Cutting rules for non-relativistic dark matter in solids based on Kohn-Sham orbitals

TL;DR

This paper develops a theoretical framework for applying cutting rules to non-relativistic dark matter interactions in solids, utilizing Kohn-Sham orbitals from density functional theory to connect loop amplitudes with observable quantities.

Contribution

It introduces a novel formulation of cutting rules based on Kohn-Sham orbitals, bridging quantum field theory techniques with density functional theory for condensed matter dark matter studies.

Findings

Framework connects loop amplitudes to physical observables in solids.

Formulation applicable to DM-electron interactions and Coulomb potential.

Provides a basis for future experimental and theoretical research in DM detection in materials.

Abstract

The Cutkosky cutting rules establish a direct connection between the imaginary parts of loop amplitudes and physical observables such as decay rates and cross sections, providing heuristic insights into the underlying processes.

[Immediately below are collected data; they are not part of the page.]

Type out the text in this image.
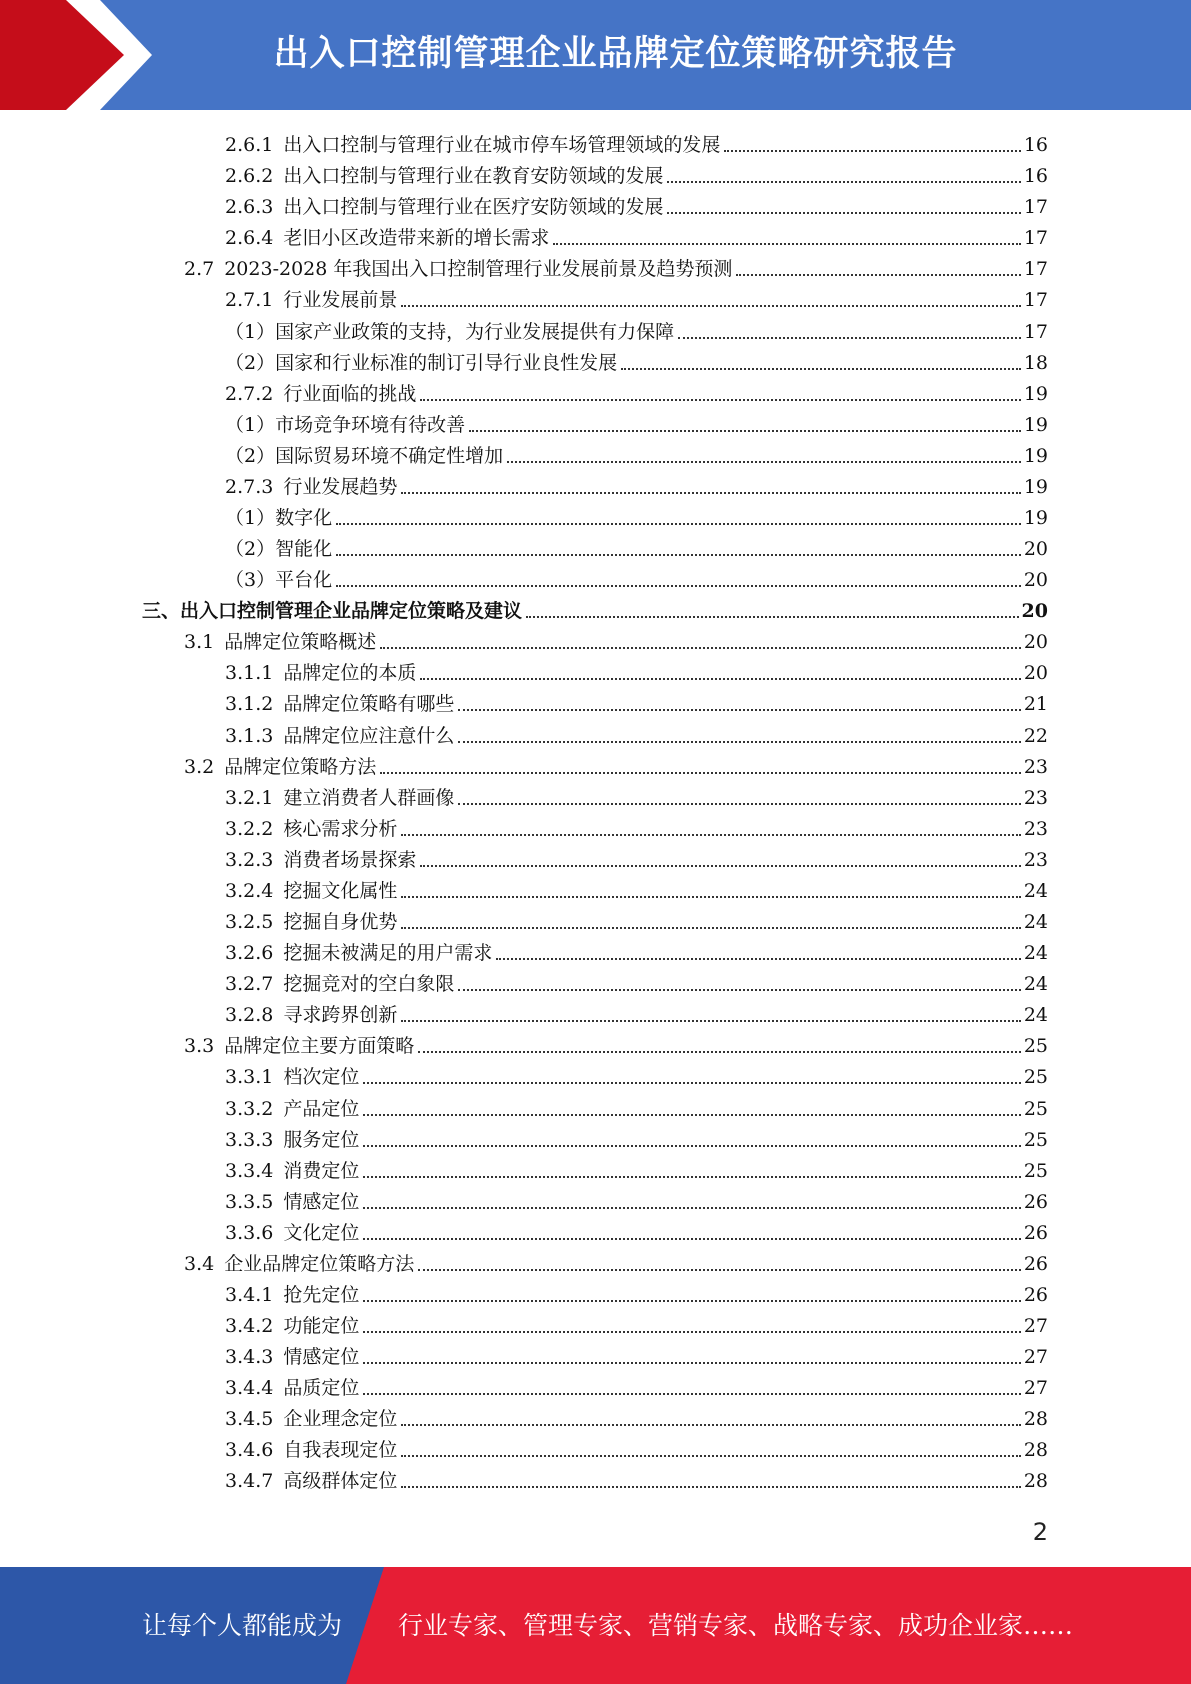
出入口控制管理企业品牌定位策略研究报告
2.6.1 出入口控制与管理行业在城市停车场管理领域的发展	16
2.6.2 出入口控制与管理行业在教育安防领域的发展	16
2.6.3 出入口控制与管理行业在医疗安防领域的发展	17
2.6.4 老旧小区改造带来新的增长需求	17
2.7 2023-2028 年我国出入口控制管理行业发展前景及趋势预测	17
2.7.1 行业发展前景	17
（1） 国家产业政策的支持，为行业发展提供有力保障	17
（2） 国家和行业标准的制订引导行业良性发展	18
2.7.2 行业面临的挑战	19
（1） 市场竞争环境有待改善	19
（2） 国际贸易环境不确定性增加	19
2.7.3 行业发展趋势	19
（1） 数字化	19
（2） 智能化	20
（3） 平台化	20
三、 出入口控制管理企业品牌定位策略及建议	20
3.1 品牌定位策略概述	20
3.1.1 品牌定位的本质	20
3.1.2 品牌定位策略有哪些	21
3.1.3 品牌定位应注意什么	22
3.2 品牌定位策略方法	23
3.2.1 建立消费者人群画像	23
3.2.2 核心需求分析	23
3.2.3 消费者场景探索	23
3.2.4 挖掘文化属性	24
3.2.5 挖掘自身优势	24
3.2.6 挖掘未被满足的用户需求	24
3.2.7 挖掘竞对的空白象限	24
3.2.8 寻求跨界创新	24
3.3 品牌定位主要方面策略	25
3.3.1 档次定位	25
3.3.2 产品定位	25
3.3.3 服务定位	25
3.3.4 消费定位	25
3.3.5 情感定位	26
3.3.6 文化定位	26
3.4 企业品牌定位策略方法	26
3.4.1 抢先定位	26
3.4.2 功能定位	27
3.4.3 情感定位	27
3.4.4 品质定位	27
3.4.5 企业理念定位	28
3.4.6 自我表现定位	28
3.4.7 高级群体定位	28
2
让每个人都能成为 行业专家、管理专家、营销专家、战略专家、成功企业家……
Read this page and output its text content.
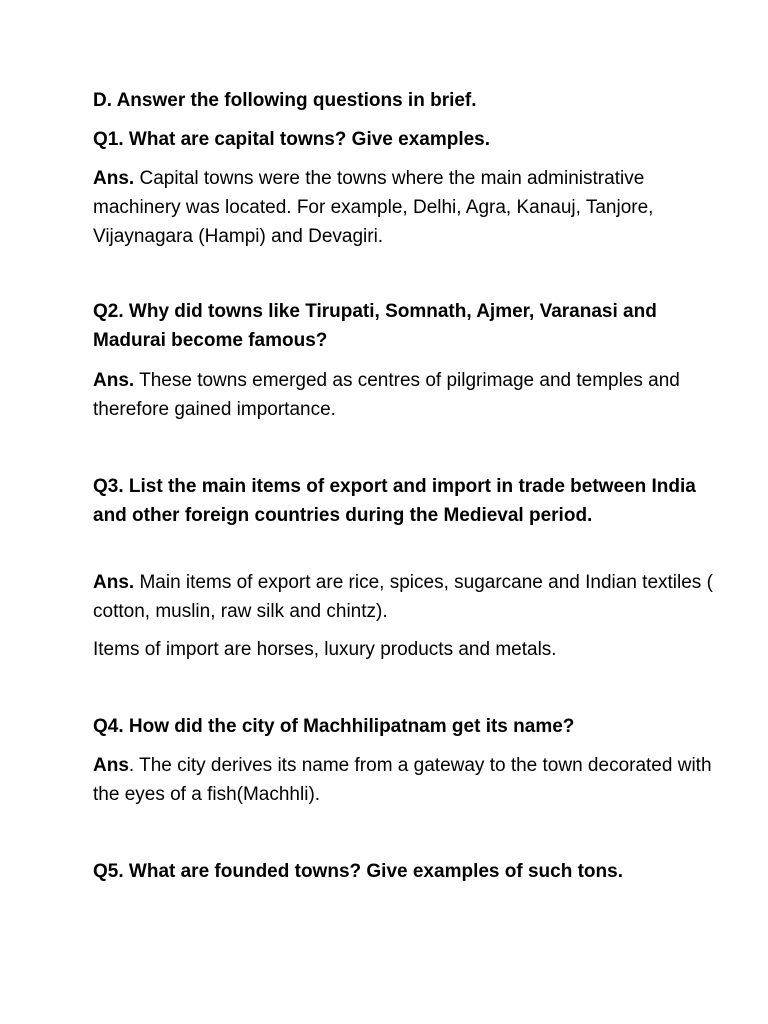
D. Answer the following questions in brief.

Q1. What are capital towns? Give examples.

Ans. Capital towns were the towns where the main administrative machinery was located. For example, Delhi, Agra, Kanauj, Tanjore, Vijaynagara (Hampi) and Devagiri.

Q2. Why did towns like Tirupati, Somnath, Ajmer, Varanasi and Madurai become famous?

Ans. These towns emerged as centres of pilgrimage and temples and therefore gained importance.

Q3. List the main items of export and import in trade between India and other foreign countries during the Medieval period.

Ans. Main items of export are rice, spices, sugarcane and Indian textiles ( cotton, muslin, raw silk and chintz).

Items of import are horses, luxury products and metals.

Q4. How did the city of Machhilipatnam get its name?

Ans. The city derives its name from a gateway to the town decorated with the eyes of a fish(Machhli).

Q5. What are founded towns? Give examples of such tons.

This work lays a robust theoretical foundation for the application of cutting rules in solid-state systems involving instantaneous dark matter (DM)-electron Yukawa interaction as well as the Coulomb potential. The cutting rules are formulated using the single-electron wavefunctions and corresponding energy eigenvalues obtained from the Kohn-Sham equations within density functional theory (DFT). This framework is not only of considerable theoretical interest but also holds significant practical relevance for studying DM phenomenology in condensed matter systems.